Sultan Agung dan ratunya selanjutnya memiliki anak Amangkurat I yang merupakan titisan Amongrogo. Pangeran Pekik dan ratu Pandansari memiliki anak perempuan yang dinikahkan dengan Amangkurat I. Di kemudian hari Amangkurat I memiliki sifat kepemimpinan yang tidak adil. Dia melakukan pembantaian para ulama di seluruh Mataram. Tidak hanya itu, Amangkurat juga membunuh Pangeran Pekik yang merupakan paman sekaligus ayah mertuanya sendiri.

Yang saya petik dari cerita ini adalah tentang keikhlasan. Amongrogo merupakan pribadi yang baik dan taat. Pada pengembaraannya dia mencapai kesempurnaan ilmu yang dia pelajari dari padepokan Ki Ageng Karang. Karena kesempurnaan ilmunya, dia bahkan sampai berhasil membuat Pulau Besi yang bebas dari segala ancaman dan bebas dari kehidupan makhluk. Namun demikian, setelah merubah diri menjadi ulat dan dimakan Sultan Agung, Amongrogo menitis menjadi seorang pribadi yang kejam. Dia melakukan pembantaian begitu banyak ulama di Mataram dan membunuh pamannya sendiri, Pangeran Pekik yang dulu menangkap Sunan Giri dan menyerahkannya ke Mataram. Dalam kesempurnaan ilmu dan kebaikan hatinya, Amongrogo menyimpan sebuah nafsu dan dendam. Nafsu terakhir yang dia pendam atas kematian ayahnya. Nafsu inilah yang merubah Amongrogo menjadi Amangkurat yang kejam.

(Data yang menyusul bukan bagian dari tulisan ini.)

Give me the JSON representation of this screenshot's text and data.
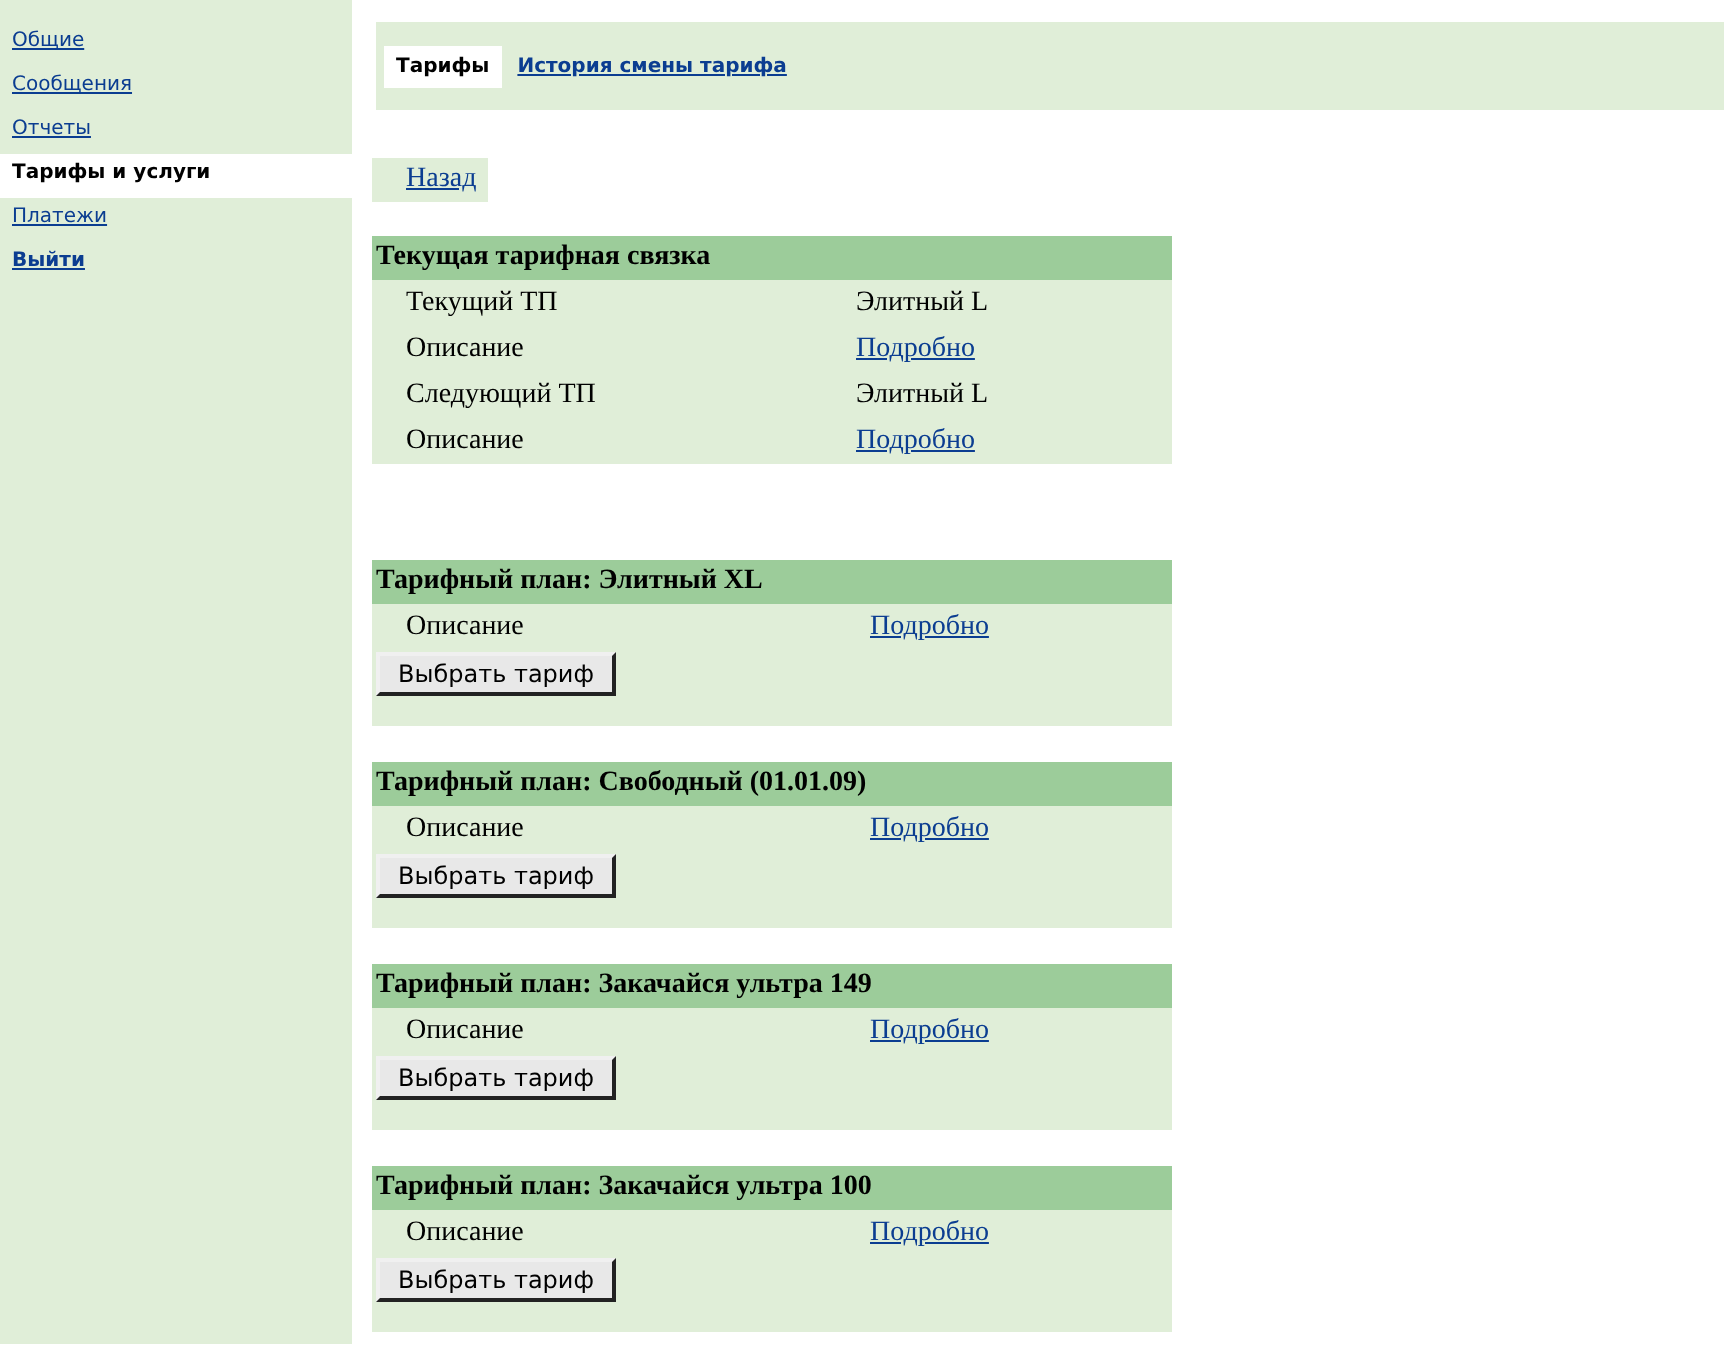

Dari sini, saya pikir hendaknya kita menyingkirkan nafsu atau hal-hal mengganjal dalam diri kita. Ikhlaskan. Dengan mengikhlaskan segala sesuatu, kemungkinan kehidupan ke depan akan dipermudah dan dihindarkan dari segala keburukan.

Saya pribadi sebelumnya berpikir bahwa saya adalah orang yang ikhlas. Saya menghakimi teman-teman saya yang dalam pandangan saya tidak ikhlas. Biasanya mereka tidak mengikhlaskan benda, kedudukan, bahkan cowok. Terkait hal-hal itu, saya sudah sangat ikhlas. Namun demikian, saya menyadari bahwa saya memiliki hal yang sulit untuk saya iklhaskan. Memang benar saya ikhlas dalam hal yang oleh sebagian besar orang sulit diikhlaskan. Hal ini sudah saya tulis contohnya dalam postingan saya sebelumnya yang berjudul "just another phase on your way to grave". Namun demikian, ternyata saya masih belum mengikhlaskan satu hal dalam hidup. Hal yang mungkin sangat biasa bagi orang lain, namun sangat berarti untuk saya, karena berkaitan dengan perjuangan, tirakat, dan upaya saya selama ini. Satu-satunya tujuan hidup kalau versi berlebihannya. Saya sadar hal ini adalah nafsu terakhir yang harus saya takhlukkan. Saya ingin keikhlasan saya atas semua hal, ilmu yang saya miliki selama ini, beberapa sifat baik saya, skill dan kemampuan saya menjadi hal baik ke depannya dengan mengikhlaskan nafsu terakhir saya. Bukan menjelma menjadi hal tidak baik seperti Amongrogo yang menitis menjadi Amangkurat I.